After the 35 clowns were escorted back across the state line into New Hampshire, Mainers made it clear that they wanted protection from any future clown invasions. Check points have been set up near the border, all suspicious seltzer, paper shredder, and oversize shoe purchases are investigated, and mandatory readings of It have begun at all Maine schools to remind children of the dangers of clowns.
Tonight, The All Hallows Society made it official. There will be no clowns in Maine in the foreseeable future.
And now you know why I never write about clowns on this blog.
“If a clown can run the state, why can’t clowns run around in the state?”
Ha Ha Ha Ha I love this.
I’m glad you do. Someone needs to laugh since we don’t have clowns here to make anyone laugh!
Stephen King has cured me from liking clowns.
My neighbor does have a way with words…
A very vivid, scary, makes you think twice way with words…..
Exactly what I meant!
yes! makes me want to move to maine just for the clown ban, all is worth it )
Send off the clowns… 🙂
HAHA! how did I miss this post… I loathe clowns, they terrify me!
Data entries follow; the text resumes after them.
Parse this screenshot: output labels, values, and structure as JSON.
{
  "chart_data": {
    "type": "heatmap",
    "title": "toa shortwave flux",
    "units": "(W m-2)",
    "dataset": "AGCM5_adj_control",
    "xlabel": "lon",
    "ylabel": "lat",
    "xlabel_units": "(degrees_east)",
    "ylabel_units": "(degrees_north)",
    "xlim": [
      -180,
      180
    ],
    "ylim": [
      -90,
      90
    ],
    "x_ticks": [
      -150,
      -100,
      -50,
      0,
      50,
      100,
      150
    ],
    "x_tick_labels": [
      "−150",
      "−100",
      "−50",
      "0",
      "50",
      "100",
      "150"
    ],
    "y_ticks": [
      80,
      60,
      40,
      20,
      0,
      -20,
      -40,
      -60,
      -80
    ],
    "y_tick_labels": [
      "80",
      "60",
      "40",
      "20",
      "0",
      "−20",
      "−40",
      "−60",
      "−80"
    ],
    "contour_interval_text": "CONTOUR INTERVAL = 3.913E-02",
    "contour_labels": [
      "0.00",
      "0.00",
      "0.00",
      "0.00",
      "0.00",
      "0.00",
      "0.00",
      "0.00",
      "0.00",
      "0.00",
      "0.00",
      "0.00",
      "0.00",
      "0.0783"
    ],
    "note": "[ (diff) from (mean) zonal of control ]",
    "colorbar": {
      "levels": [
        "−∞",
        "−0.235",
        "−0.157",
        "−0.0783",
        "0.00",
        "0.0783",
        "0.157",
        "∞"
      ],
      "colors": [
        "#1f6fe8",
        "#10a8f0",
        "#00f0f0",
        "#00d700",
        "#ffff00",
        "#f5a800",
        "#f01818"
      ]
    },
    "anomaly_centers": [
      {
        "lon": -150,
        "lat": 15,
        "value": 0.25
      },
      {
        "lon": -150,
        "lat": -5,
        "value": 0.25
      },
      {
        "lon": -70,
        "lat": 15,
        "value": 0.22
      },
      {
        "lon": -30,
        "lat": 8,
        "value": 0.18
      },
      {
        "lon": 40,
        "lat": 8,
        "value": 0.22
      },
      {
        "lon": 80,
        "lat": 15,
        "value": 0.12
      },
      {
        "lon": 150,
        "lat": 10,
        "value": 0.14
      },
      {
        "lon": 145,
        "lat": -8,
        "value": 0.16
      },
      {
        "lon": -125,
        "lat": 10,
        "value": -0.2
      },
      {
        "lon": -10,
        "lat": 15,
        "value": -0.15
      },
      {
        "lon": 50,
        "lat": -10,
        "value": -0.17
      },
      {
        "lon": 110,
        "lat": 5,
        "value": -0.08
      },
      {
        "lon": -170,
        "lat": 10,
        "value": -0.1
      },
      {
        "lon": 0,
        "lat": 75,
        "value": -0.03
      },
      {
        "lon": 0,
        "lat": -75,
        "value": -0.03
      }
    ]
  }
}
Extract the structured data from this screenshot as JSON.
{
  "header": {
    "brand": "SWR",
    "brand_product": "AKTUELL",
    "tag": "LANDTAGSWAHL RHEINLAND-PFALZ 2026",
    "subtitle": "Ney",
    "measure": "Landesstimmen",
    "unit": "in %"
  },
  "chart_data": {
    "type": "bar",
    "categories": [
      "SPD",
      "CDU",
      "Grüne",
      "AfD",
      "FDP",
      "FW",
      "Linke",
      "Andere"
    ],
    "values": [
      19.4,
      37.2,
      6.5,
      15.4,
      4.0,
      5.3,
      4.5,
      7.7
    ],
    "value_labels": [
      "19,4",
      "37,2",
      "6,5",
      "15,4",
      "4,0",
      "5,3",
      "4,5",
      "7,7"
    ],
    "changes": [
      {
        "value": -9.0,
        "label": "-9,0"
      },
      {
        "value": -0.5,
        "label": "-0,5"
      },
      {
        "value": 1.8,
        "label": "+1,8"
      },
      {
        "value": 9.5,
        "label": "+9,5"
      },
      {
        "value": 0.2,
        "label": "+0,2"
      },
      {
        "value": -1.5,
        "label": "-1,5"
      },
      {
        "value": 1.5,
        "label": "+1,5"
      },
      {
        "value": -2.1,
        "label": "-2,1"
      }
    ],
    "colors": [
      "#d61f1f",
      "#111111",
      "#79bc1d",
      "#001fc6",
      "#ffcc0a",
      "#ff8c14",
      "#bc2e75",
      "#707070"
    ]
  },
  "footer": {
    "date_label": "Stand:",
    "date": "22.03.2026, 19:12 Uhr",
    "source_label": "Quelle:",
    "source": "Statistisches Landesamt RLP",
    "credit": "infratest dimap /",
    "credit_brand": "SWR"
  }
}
Perhaps a move to Maine needs to happen? The talking Gargoyles and no clowns, are lurring me in!
I like the sound of that. I could use more blogger friends nearby. 🙂
Woo hoo! 🙂
Maine is a great place to live when it’s not snowy and absolutely frigid…so like 10 days a year. 🙂
I’ll pack my bag for those ten days then! It’ll be worth it just so I can escape those pesky clowns! They’re everywhere! *hides under the bed*
Of course, were you to visit me, you’d be only a couple of miles from the house of the man who wrote “It”… 🙂
…could I get your autograph?
My autograph? You’re making me blush… 🙂
PS; Can we be friend again please?
We never stopped being friends. You should know that… 🙂
friends *
Well, I can’t be friends with someone who makes typos… 😛
Oh darn, there goes my toga! I am forever making typos!
You look too cute in your toga, so you can keep it. 🙂
This makes me VERY happy 🙂
Me, too. 🙂
It–such a good movie!
Such a scary movie! And to think that the mind that created it lives only two miles away!!!